The new Voke school is needed – something I and my fellow forest advocates have always acknowledged (indeed, almost all of us voted to approve funding for it); and these Wakefield leaders will no doubt go on to do other good works for the community. But sadly, a prominent part of their legacy will always be that they chose to destroy a beautiful forest unnecessarily. I, for one, will not forget.
© Jeff Kehoe
Excellent article - thanks for your efforts to help understand what the Town may lose. The Town Council has not shown any leadership on such a critical issue. Sincere THANKS to the Wakefield Environmental Sustainability and Wakefield Conservation Committee for the super job trying to protect this beautiful forest!!
If the horror on the hilltop is built, history will not be kind to the Town leaders who let this happen. Not only are we destroying the only Forest Core habitat in the entire Town, but we will wind up with a dangerous and functional compromised school that has no sidewalk from Hemlock, no bike lanes, a 1,100' elevated north facing ramp that will ensure that the school will not be inclusive for all. The school is located at 163.5' elevation while all athletic fields are located over 75' below. Just because the school states they are ADA Compliant doesn't mean that the school will not present daily risk and hardships trying climb an elevated ramp/stairs for over 1/5 th of a mile (1,100') to travel between upper and lower campus. At the end of the 1,100' ELEVATED ramp they will enter the basement of 5 story building with two elevators for 1,600 students. The arrogance of the Vocational School Building Committee to start construction without all permits is a reckless way to treat taxpayers. I pray daily that MA DEP does the right thing and deny the school a permit for the Hilltop site.

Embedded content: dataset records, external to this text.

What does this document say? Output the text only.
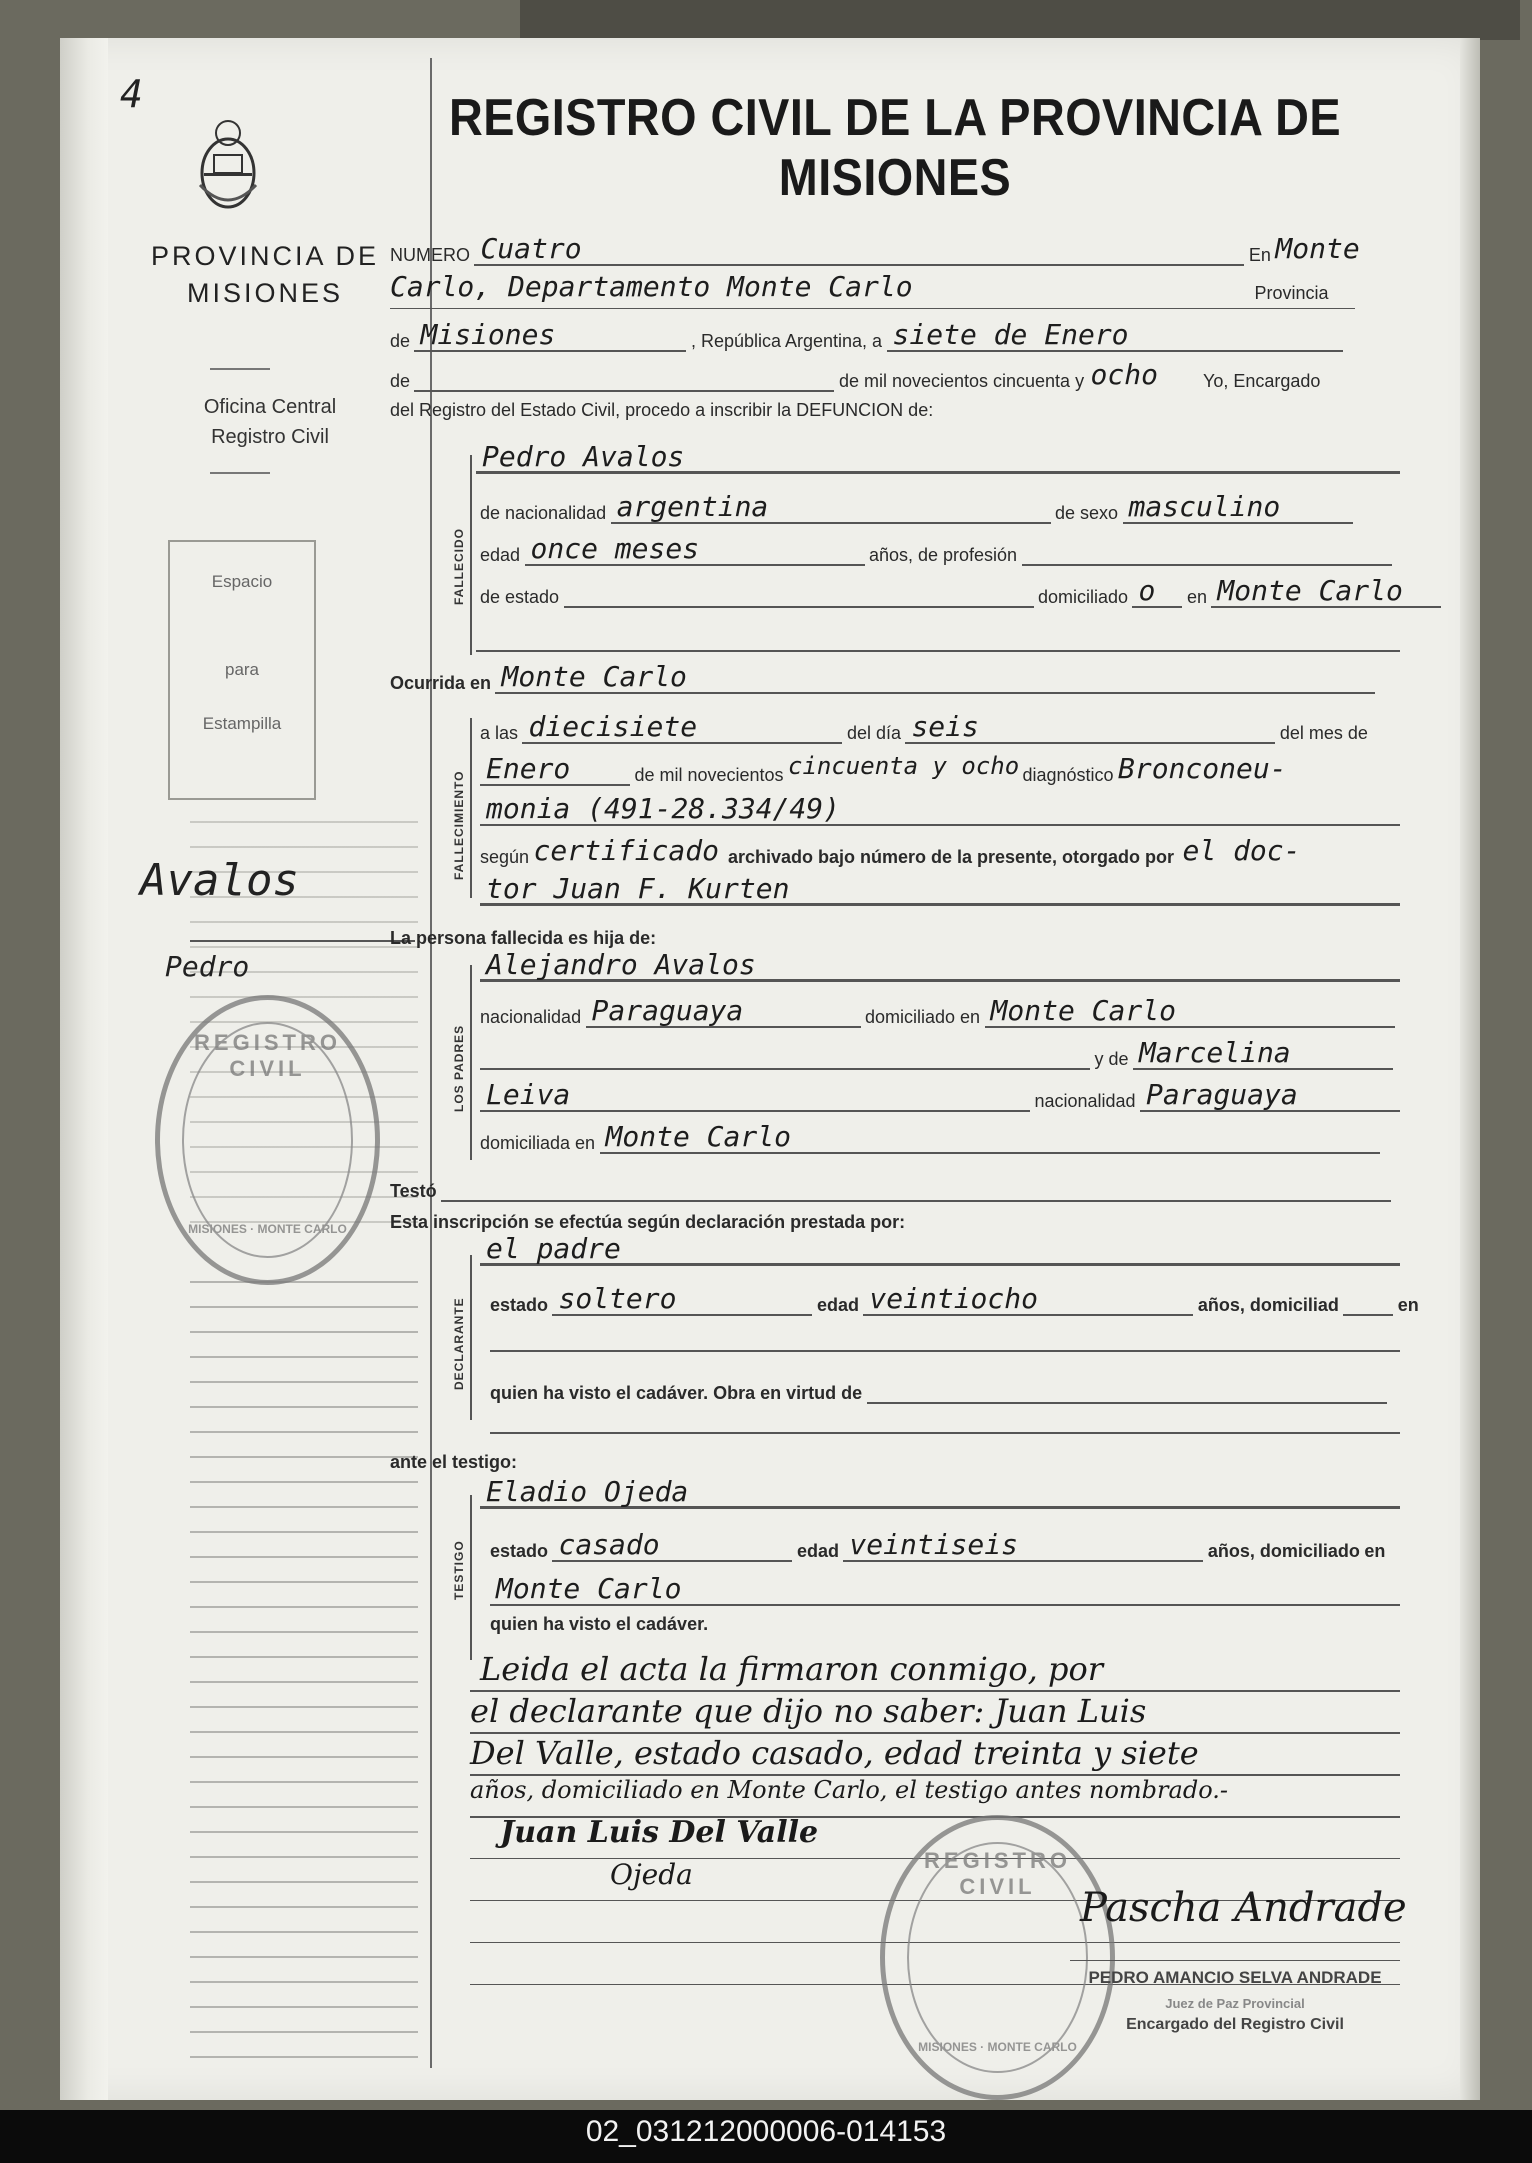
4
PROVINCIA DE
MISIONES
Oficina Central
Registro Civil
Espacio
para
Estampilla
Avalos
Pedro
REGISTRO CIVIL
MISIONES · MONTE CARLO
REGISTRO CIVIL DE LA PROVINCIA DE MISIONES
NUMERO Cuatro	En Monte
Carlo, Departamento Monte Carlo	Provincia
de Misiones	, República Argentina, a siete de Enero
de	de mil novecientos cincuenta y ocho	Yo, Encargado
del Registro del Estado Civil, procedo a inscribir la DEFUNCION de:
FALLECIDO
Pedro Avalos
de nacionalidad argentina	de sexo masculino
edad once meses	años, de profesión
de estado	domiciliado o en Monte Carlo
Ocurrida en Monte Carlo
FALLECIMIENTO
a las diecisiete	del día seis	del mes de
Enero	de mil novecientos cincuenta y ocho diagnóstico Bronconeu-
monia (491-28.334/49)
según certificado archivado bajo número de la presente, otorgado por el doc-
tor Juan F. Kurten
La persona fallecida es hija de:
LOS PADRES
Alejandro Avalos
nacionalidad Paraguaya	domiciliado en Monte Carlo
y de Marcelina
Leiva	nacionalidad Paraguaya
domiciliada en Monte Carlo
Testó
Esta inscripción se efectúa según declaración prestada por:
DECLARANTE
el padre
estado soltero	edad veintiocho	años, domiciliad	en
quien ha visto el cadáver. Obra en virtud de
ante el testigo:
TESTIGO
Eladio Ojeda
estado casado	edad veintiseis	años, domiciliado en
Monte Carlo
quien ha visto el cadáver.
Leida el acta la firmaron conmigo, por
el declarante que dijo no saber: Juan Luis
Del Valle, estado casado, edad treinta y siete
años, domiciliado en Monte Carlo, el testigo antes nombrado.-
Juan Luis Del Valle
Ojeda	REGISTRO CIVIL
MISIONES · MONTE CARLO
Pascha Andrade
PEDRO AMANCIO SELVA ANDRADE
Juez de Paz Provincial
Encargado del Registro Civil
02_031212000006-014153
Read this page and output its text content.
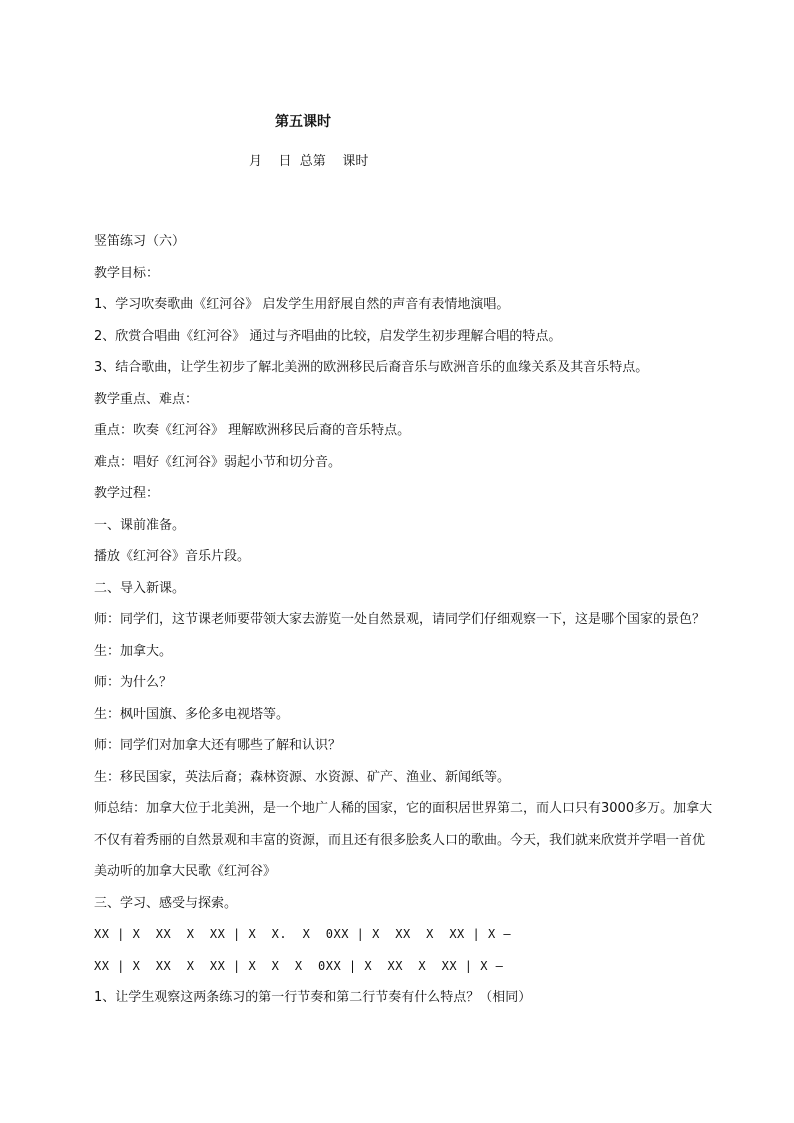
第五课时
月    日  总第    课时
竖笛练习（六）
教学目标：
1、学习吹奏歌曲《红河谷》 启发学生用舒展自然的声音有表情地演唱。
2、欣赏合唱曲《红河谷》 通过与齐唱曲的比较，启发学生初步理解合唱的特点。
3、结合歌曲，让学生初步了解北美洲的欧洲移民后裔音乐与欧洲音乐的血缘关系及其音乐特点。
教学重点、难点：
重点：吹奏《红河谷》 理解欧洲移民后裔的音乐特点。
难点：唱好《红河谷》弱起小节和切分音。
教学过程：
一、课前准备。
播放《红河谷》音乐片段。
二、导入新课。
师：同学们，这节课老师要带领大家去游览一处自然景观，请同学们仔细观察一下，这是哪个国家的景色？
生：加拿大。
师：为什么？
生：枫叶国旗、多伦多电视塔等。
师：同学们对加拿大还有哪些了解和认识？
生：移民国家，英法后裔；森林资源、水资源、矿产、渔业、新闻纸等。
师总结：加拿大位于北美洲，是一个地广人稀的国家，它的面积居世界第二，而人口只有3000多万。加拿大不仅有着秀丽的自然景观和丰富的资源，而且还有很多脍炙人口的歌曲。今天，我们就来欣赏并学唱一首优美动听的加拿大民歌《红河谷》
三、学习、感受与探索。
XX | X  XX  X  XX | X  X.  X  0XX | X  XX  X  XX | X —
XX | X  XX  X  XX | X  X  X  0XX | X  XX  X  XX | X —
1、让学生观察这两条练习的第一行节奏和第二行节奏有什么特点？（相同）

Thanks again for your fair and balanced article!!
To know this forest and the acres of developed land available for a new school makes me think that the stupidest people in any town can decide what gets to live and what dies.
50 years of kids moving up and down 1100 ft of ramps and stairs? No one was thinking of the kids.
What were they thinking about? More money? A hockey rink? Glory?
Their decision is shocking really. Shameful.